A vida privada das crianças como espetáculo

1- O debate sobre o programa Supernanny, que chegou a Portugal por decisão da SIC, tem sido particularmente intenso. E ainda bem, pois as questões levantadas pela sua exibição são graves. Tão graves que seria civicamente irresponsável a falta de pronunciamento público sobre o atual objeto da discórdia pública.

2- O programa em causa não é um programa de informação, mas um espetáculo televisivo. Um espetáculo em que é dado um passo mais na violação das fronteiras entre o público e o privado. Não podemos esquecer que estas fronteiras foram e são fundamentais para garantir a liberdade e a autonomia individuais nas sociedades modernas. As pressões para a sua diluição têm sido sistemáticas nos últimos anos e não é apenas o resultado da ação de agentes mais poderosos que usam o seu poder para o impor aos que estão empenhados na sua preservação. Não, nesta erosão de fronteiras entre o público e o privado participam alegremente muitas pessoas em convergência com meios de comunicação e outras entidades coletivas, ou mesmo nas suas relações interpessoais através das redes sociais.

3- Já muitos de nós teremos dito, ao verificar como alguns exibem sem pudor a sua privacidade, qualquer coisa do género "estás a pôr-te a jeito, depois não te queixes". Ou seja, e ignorando agora as consequências coletivas daquelas exibições, a reação comum a quem as pratica supõe que cada um acaba por arcar com as responsabilidades da sua escolha. Portanto, se querem...

4- O problema é que as crianças, despudoradamente exibidas na sua intimidade filmada e transmitida num espetáculo televisivo, não escolheram este caminho nem têm idade para o fazer. Podemos aceitar que os pais têm o direito de fazer essa escolha pelos filhos? Não, os pais não têm o direito de escolher o que quiserem pelos filhos. Nomeadamente, não têm o direito de escolher exibir publicamente a sua privacidade. Pelo contrário, têm o dever de a proteger.

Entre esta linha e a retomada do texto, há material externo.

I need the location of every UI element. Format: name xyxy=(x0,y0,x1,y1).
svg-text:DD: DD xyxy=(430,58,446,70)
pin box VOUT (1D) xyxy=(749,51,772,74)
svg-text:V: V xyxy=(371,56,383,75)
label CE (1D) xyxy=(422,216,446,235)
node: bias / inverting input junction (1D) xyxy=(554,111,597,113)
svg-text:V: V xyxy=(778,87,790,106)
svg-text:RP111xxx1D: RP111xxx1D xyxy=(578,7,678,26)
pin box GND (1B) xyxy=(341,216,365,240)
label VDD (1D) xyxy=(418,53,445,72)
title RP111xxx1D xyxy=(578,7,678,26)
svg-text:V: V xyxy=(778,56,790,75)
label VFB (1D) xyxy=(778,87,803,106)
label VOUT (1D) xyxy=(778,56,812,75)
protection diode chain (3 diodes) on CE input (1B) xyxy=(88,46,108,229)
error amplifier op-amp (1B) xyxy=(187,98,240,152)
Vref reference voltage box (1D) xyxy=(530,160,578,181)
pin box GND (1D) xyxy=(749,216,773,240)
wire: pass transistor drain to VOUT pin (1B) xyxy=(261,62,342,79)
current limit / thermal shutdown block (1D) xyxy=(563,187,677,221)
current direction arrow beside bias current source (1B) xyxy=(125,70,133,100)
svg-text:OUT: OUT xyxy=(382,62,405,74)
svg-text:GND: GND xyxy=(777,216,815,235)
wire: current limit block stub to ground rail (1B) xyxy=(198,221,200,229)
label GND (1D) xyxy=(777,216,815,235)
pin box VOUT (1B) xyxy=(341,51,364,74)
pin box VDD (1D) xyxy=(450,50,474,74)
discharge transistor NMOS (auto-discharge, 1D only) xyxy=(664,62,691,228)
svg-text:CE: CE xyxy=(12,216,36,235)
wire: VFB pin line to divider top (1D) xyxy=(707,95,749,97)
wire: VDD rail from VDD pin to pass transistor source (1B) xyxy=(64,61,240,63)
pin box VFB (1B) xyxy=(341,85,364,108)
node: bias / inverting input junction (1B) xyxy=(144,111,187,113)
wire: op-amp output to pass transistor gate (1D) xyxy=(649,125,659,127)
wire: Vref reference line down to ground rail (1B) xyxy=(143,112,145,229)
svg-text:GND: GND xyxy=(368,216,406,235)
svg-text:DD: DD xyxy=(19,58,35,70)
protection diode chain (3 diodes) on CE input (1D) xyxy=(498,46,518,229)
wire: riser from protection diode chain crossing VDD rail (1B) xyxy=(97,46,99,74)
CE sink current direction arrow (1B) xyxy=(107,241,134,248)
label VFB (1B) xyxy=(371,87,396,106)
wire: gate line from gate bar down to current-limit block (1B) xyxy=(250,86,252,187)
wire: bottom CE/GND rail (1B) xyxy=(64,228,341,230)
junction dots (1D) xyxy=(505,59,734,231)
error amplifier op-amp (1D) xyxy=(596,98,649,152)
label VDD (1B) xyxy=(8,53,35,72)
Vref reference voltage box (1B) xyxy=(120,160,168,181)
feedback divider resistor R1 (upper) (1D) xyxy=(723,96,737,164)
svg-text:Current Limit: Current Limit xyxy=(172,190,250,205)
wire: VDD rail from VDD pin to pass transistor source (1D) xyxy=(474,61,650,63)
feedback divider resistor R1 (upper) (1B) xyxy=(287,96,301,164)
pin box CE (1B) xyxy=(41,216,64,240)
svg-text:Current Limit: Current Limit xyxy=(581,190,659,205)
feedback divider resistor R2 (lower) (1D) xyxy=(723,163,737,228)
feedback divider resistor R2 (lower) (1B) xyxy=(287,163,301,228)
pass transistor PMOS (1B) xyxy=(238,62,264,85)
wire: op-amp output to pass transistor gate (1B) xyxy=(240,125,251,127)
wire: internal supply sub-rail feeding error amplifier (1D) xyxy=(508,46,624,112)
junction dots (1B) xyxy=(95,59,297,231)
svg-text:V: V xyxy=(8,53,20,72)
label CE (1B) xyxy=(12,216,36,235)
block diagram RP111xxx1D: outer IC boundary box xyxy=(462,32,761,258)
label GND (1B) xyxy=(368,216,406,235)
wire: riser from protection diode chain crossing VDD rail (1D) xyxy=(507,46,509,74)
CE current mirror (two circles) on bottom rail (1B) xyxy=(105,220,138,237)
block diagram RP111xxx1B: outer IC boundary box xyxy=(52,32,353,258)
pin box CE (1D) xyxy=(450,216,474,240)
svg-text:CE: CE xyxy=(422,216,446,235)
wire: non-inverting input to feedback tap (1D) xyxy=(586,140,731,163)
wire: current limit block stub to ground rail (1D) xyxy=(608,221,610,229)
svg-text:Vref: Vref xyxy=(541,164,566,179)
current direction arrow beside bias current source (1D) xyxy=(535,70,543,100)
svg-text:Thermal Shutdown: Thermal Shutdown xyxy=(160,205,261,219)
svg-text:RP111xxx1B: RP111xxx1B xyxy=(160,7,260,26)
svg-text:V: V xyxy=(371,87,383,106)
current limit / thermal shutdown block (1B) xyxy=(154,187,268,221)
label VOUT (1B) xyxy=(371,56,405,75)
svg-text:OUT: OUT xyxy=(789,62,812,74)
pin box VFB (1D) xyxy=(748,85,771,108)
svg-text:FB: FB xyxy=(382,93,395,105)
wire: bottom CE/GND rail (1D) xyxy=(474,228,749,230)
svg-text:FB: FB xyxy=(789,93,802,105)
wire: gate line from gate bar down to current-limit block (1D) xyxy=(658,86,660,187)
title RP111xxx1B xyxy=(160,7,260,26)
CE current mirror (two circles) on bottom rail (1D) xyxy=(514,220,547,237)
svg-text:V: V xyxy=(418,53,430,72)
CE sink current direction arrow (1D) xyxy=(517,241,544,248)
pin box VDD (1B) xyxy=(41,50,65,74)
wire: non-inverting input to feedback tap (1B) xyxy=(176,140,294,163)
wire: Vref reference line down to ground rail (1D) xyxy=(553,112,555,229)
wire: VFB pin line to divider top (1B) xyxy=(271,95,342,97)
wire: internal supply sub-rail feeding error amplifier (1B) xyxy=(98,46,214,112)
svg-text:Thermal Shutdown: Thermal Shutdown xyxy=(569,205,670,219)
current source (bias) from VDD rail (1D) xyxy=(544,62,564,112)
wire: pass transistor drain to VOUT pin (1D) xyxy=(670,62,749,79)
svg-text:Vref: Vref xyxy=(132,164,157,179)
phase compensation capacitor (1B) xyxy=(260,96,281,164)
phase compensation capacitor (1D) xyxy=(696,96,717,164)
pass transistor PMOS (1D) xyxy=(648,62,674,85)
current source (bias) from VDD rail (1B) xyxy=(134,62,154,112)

5- Convém sublinhar o que está em causa. E o que está em causa não é a exibição dos filhos, por exemplo, num espetáculo público, onde poderão fazer uma qualquer demonstração das suas capacidades. O que está em causa é a exibição do espaço de intimidade dos menores. A gravação e exibição dos seus comportamentos nesse espaço. Faz mal à criança essa exibição? Dependerá muito de cada caso, mas o risco de tal acontecer é demasiado elevado para que alguém com um mínimo de responsabilidade possa decidir corrê-lo. E faz certamente mal aos direitos das crianças a possibilidade de os pais poderem decidir exibir publicamente o seu comportamento privado. E faz ainda pior a possibilidade de os pais poderem vender o direito das crianças à proteção da sua vida privada. Bem como a possibilidade de haver quem tal possa legalmente comprar.

6- Os pais têm problemas, diz-se, que não sabem resolver. Porém, não é para resolver esses problemas que o programa existe. Para ajudar os pais a resolver eventuais problemas educativos existem hoje dezenas de instituições e especialistas que o fazem sem causar danos colaterais. A SIC entende que esses recursos são pouco conhecidos? Pode divulgá-los. Pode fazer um programa informativo sobre o assunto. Pode fazer tudo isso sem usar o comportamento privado das crianças como espetáculo. Sem transformar choros, birras e castigos em divertimento público. Porque isso é o que o programa verdadeiramente faz: comprar o direito a exibir o sofrimento privado, em transformar esse sofrimento em espetáculo, em particular o sofrimento de crianças sem idade de consentimento.

7- Para mais, concretiza esse espetáculo com poucas preocupações de rigor pedagógico. Como já foi dito por Bárbara Wong, se tem problemas em casa com as crianças que não consegue resolver sem ajuda, por favor, não chame a Supernanny. Há muitos profissionais que o podem fazer melhor. Não aceite as receitas simplistas ou os passes de mágica de uma personagem televisiva. Nem os diagnósticos exagerados, as imposições arbitrárias ou as propostas insensíveis. Educar uma criança não é um trabalho de adestramento.

8- E, por fim, não acredite que as birras por causa da sopa, por exemplo, são um problema fundamental que põe em causa a autoridade parental e a disciplina da criança. Leia antes, ou releia, a Mafalda.